Mark van Baal of the shareholder activist group Follow This said: “This is really Exxon telling the world, ‘We don’t think the Paris climate agreement will ever be achieved. We’ll buy more assets and we’re going to fight tooth and nail to prevent the Paris climate agreement’s achievement.’”

In September, California announced it would sue ExxonMobil and other big oil firms for more than 50 years of climate change “deception, cover-up, and damage” that have cost its taxpayers billions of dollars in health and environmental impacts.

XTO and bulking up on hydrocarbons

If the deal for Pioneer closes as scheduled in the first half of next year, it will surpass its previous big bet on shale – the US$41bn buyout of shale gas firm XTO in 2009. That deal worked out badly for ExxonMobil, coming ahead of a significant drop in prices as a fracking frenzy flooded the market with cheap gas.
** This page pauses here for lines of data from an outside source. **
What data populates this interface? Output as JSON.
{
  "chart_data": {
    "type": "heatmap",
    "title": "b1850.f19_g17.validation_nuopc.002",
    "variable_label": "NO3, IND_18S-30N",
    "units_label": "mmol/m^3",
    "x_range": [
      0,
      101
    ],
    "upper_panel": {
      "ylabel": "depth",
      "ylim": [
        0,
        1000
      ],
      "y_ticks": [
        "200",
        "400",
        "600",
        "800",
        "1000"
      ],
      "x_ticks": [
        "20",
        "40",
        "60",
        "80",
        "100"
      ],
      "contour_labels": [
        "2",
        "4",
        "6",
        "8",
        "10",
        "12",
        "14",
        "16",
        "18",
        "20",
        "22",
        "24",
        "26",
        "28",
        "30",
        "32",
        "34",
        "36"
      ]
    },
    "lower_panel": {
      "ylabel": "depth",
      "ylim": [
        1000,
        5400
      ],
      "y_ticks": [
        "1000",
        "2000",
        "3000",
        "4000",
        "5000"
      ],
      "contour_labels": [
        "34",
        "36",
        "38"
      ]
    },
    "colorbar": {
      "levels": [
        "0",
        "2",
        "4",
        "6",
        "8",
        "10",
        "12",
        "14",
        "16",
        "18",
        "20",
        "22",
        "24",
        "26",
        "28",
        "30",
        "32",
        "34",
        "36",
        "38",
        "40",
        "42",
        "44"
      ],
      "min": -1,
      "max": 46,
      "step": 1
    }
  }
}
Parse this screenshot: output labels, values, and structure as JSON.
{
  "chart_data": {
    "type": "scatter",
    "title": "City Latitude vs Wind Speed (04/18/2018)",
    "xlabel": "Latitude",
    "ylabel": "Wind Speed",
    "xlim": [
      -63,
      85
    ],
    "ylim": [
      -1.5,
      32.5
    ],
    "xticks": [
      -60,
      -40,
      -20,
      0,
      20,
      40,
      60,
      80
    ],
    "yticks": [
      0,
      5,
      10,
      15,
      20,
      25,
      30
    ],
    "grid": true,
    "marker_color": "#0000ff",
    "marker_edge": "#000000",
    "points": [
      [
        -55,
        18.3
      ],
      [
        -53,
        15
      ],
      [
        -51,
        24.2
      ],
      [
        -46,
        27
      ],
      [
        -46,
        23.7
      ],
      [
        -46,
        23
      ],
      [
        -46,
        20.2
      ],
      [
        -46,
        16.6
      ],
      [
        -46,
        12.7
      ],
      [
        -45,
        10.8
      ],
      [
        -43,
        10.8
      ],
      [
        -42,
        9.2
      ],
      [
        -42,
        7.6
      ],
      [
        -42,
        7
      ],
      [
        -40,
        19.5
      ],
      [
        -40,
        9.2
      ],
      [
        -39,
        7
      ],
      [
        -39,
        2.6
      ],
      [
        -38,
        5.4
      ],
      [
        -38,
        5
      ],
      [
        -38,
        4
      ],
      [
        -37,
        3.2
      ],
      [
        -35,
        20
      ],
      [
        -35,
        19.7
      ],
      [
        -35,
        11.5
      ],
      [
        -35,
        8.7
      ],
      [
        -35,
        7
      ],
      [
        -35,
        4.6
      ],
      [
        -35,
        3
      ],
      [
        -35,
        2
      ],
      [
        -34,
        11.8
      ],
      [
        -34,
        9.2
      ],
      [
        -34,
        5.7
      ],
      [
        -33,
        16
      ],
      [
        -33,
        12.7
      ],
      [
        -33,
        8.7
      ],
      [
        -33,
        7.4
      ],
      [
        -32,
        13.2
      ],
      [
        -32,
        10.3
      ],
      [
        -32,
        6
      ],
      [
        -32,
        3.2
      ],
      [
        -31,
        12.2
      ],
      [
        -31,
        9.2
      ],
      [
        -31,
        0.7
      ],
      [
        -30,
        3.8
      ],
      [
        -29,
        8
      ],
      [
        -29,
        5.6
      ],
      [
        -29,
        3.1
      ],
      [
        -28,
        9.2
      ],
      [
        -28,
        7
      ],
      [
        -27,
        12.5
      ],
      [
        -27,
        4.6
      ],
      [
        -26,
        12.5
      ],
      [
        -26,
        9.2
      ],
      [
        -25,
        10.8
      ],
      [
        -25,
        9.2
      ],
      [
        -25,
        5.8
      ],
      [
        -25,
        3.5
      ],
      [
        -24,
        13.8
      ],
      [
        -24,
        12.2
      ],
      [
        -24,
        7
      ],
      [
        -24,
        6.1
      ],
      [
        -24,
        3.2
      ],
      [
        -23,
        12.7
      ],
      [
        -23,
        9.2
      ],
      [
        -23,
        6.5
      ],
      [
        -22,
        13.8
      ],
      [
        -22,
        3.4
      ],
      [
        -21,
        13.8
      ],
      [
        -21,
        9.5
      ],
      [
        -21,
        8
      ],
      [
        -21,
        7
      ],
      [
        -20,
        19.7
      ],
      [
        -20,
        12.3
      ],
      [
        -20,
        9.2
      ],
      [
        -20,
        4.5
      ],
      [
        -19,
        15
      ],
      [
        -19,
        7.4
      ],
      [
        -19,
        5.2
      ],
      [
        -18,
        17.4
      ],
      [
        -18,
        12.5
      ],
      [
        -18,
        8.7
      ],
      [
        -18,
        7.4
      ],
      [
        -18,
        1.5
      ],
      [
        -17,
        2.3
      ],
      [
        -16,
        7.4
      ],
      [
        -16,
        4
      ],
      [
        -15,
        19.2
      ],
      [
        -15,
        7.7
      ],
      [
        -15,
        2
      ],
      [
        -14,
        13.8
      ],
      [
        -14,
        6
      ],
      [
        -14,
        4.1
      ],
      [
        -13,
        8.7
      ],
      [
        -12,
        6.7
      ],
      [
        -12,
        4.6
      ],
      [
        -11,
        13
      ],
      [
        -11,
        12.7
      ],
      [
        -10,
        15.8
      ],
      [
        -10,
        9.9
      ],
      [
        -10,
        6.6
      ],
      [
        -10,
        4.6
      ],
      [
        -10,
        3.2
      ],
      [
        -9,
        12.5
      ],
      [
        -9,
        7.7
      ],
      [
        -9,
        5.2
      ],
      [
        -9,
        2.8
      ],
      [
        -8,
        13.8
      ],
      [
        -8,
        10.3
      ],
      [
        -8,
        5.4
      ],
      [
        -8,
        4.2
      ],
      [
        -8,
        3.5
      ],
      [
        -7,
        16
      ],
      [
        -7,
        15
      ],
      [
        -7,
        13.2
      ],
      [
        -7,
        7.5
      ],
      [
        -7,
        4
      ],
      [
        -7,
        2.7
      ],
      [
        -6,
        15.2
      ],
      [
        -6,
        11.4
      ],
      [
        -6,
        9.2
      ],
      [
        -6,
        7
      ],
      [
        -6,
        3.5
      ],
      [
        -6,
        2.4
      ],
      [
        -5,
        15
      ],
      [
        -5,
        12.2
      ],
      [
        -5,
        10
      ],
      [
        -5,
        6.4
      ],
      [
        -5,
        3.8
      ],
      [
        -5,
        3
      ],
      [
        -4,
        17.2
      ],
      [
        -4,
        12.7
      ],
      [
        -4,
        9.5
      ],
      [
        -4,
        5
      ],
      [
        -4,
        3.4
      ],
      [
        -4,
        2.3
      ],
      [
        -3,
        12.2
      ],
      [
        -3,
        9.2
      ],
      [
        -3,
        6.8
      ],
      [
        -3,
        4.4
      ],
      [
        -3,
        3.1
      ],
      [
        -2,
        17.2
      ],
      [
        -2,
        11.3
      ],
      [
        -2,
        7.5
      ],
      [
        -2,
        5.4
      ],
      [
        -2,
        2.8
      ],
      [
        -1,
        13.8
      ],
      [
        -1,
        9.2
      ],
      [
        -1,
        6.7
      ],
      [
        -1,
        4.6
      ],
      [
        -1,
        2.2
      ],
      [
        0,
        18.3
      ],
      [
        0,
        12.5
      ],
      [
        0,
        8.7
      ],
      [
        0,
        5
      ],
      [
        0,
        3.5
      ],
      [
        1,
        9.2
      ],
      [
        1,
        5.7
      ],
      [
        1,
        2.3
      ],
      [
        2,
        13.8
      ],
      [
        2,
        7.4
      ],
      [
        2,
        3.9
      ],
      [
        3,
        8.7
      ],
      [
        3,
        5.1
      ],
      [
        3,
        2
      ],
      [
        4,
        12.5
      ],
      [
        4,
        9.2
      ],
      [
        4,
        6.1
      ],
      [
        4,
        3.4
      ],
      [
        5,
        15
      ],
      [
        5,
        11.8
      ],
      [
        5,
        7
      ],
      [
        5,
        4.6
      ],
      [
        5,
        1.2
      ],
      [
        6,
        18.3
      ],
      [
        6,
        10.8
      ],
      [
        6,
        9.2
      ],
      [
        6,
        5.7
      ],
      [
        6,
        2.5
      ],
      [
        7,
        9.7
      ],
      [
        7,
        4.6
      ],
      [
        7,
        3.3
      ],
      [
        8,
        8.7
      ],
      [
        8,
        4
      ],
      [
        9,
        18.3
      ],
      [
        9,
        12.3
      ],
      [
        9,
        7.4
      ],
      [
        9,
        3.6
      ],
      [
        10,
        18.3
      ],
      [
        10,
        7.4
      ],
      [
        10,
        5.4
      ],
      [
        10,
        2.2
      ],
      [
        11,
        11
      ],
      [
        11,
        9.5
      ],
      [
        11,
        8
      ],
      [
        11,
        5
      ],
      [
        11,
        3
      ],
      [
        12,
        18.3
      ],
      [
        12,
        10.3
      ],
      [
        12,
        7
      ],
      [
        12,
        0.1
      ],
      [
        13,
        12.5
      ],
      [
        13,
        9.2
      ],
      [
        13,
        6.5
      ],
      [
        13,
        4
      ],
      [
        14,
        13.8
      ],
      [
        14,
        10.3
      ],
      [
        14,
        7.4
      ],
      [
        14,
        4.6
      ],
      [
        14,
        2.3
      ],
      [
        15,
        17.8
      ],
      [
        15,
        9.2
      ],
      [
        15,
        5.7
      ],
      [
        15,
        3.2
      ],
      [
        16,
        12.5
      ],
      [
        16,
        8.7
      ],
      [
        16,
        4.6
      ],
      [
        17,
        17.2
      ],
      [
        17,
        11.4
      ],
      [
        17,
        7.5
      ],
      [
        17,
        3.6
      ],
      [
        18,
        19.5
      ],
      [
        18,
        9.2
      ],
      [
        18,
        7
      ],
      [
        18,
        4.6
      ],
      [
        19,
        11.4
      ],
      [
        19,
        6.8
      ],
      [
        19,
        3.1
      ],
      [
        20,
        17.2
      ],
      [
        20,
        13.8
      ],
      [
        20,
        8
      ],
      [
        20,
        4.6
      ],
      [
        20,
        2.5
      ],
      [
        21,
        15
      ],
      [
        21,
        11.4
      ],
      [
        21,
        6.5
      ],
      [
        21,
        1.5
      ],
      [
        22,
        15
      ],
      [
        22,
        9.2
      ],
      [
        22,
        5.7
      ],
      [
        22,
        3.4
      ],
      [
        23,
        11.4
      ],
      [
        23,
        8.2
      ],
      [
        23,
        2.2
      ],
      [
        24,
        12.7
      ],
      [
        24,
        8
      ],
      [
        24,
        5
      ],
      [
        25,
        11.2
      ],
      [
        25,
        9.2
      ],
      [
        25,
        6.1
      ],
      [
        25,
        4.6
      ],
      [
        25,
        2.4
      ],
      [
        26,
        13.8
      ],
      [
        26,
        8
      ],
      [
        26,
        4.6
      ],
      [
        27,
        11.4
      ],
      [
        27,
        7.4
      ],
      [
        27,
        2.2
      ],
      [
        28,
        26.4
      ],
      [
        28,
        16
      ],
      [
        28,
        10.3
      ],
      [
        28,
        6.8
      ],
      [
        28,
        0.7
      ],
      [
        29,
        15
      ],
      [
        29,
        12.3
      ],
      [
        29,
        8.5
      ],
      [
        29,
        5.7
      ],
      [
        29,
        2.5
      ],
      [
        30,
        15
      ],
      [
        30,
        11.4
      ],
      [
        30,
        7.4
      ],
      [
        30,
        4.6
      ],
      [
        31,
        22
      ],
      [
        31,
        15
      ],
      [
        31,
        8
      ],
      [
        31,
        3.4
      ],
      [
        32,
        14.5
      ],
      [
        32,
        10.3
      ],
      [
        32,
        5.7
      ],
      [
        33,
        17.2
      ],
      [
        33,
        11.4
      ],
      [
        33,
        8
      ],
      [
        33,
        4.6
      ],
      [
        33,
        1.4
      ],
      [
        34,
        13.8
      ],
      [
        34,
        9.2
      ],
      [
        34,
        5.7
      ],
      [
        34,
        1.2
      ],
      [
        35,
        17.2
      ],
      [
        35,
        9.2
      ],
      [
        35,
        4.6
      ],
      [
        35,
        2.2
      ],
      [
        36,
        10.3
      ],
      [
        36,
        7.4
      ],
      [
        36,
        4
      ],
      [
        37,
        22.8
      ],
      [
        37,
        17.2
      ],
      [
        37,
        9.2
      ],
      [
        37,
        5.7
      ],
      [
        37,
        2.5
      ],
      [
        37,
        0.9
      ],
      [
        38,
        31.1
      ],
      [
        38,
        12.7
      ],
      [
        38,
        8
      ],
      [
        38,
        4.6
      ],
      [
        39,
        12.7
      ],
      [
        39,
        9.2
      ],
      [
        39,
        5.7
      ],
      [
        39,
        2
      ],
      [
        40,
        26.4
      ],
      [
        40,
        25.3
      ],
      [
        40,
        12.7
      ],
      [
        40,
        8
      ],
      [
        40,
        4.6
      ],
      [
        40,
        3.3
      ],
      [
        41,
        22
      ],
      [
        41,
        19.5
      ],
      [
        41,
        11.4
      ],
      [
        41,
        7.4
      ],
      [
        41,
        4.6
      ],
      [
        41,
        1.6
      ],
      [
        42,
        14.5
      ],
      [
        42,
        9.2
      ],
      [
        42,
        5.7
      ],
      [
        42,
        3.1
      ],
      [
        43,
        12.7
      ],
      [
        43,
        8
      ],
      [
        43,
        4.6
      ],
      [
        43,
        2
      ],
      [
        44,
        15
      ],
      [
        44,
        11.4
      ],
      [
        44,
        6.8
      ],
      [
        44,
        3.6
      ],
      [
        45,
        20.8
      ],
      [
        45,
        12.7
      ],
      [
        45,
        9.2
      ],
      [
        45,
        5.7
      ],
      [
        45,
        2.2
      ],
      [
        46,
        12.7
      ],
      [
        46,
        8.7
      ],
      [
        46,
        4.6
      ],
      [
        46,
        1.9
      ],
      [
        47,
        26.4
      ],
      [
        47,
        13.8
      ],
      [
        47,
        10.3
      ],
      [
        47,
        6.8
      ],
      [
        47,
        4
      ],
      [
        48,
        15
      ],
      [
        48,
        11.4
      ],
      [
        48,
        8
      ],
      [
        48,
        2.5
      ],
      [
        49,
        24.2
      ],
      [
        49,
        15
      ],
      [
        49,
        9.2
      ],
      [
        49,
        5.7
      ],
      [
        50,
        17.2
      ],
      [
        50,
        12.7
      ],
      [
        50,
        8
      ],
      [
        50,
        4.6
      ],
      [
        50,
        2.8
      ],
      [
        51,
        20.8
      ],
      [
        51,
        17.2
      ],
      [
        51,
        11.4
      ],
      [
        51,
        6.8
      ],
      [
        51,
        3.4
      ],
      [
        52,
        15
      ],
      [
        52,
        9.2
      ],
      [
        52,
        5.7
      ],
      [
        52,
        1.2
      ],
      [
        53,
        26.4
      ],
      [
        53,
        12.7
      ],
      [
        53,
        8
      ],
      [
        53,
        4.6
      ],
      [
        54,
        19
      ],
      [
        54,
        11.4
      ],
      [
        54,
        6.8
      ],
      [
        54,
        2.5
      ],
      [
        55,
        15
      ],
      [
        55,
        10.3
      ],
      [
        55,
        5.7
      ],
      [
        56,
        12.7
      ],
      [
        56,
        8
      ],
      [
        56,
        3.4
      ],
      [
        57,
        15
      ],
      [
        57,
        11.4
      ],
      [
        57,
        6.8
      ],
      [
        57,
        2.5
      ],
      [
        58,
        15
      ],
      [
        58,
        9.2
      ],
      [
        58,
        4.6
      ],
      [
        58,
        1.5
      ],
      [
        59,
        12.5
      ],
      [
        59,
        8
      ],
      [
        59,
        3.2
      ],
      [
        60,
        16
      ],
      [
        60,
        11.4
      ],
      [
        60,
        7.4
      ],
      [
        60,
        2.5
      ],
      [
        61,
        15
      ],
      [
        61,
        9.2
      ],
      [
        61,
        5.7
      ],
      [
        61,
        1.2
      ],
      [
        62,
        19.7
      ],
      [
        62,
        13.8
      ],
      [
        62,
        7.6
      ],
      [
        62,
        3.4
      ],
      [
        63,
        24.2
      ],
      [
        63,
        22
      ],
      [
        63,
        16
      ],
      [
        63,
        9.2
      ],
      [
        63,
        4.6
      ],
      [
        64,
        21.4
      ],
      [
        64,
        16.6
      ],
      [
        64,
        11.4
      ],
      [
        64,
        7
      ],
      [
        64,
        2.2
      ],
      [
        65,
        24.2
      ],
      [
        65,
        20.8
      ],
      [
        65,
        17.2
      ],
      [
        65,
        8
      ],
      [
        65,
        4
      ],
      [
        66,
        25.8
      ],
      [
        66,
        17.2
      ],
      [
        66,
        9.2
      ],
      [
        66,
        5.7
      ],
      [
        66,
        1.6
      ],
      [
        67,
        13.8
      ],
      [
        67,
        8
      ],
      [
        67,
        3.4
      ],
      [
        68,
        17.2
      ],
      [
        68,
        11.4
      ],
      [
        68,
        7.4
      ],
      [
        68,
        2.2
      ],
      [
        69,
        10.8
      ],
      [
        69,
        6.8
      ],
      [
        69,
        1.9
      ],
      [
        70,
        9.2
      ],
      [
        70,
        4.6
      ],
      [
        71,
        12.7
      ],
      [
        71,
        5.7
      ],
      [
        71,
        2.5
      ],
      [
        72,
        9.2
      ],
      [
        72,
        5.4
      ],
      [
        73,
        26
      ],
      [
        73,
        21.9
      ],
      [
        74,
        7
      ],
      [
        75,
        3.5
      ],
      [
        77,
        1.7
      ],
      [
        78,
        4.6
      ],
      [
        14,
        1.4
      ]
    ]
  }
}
Former CEO Rex Tillerson would later admit that “we probably paid too much”.

Analysts have been positive about the business sense of the deal, noting it further cements the advantage of its upstream portfolio. Tom Ellacott, senior vice-president of corporate research at Wood Mackenzie, told RigZone: “It secures decades of supply for ExxonMobil’s growing integrated full value-chain infrastructure that stretches from the Permian to the Gulf Coast including midstream, refining, petrochemicals, carbon management, LNG, commodity exports.”

Though he warned: “Bulking up materially in oil and gas also adds to the challenges of pivoting to low-carbon [alternatives], especially if the energy transition accelerates.”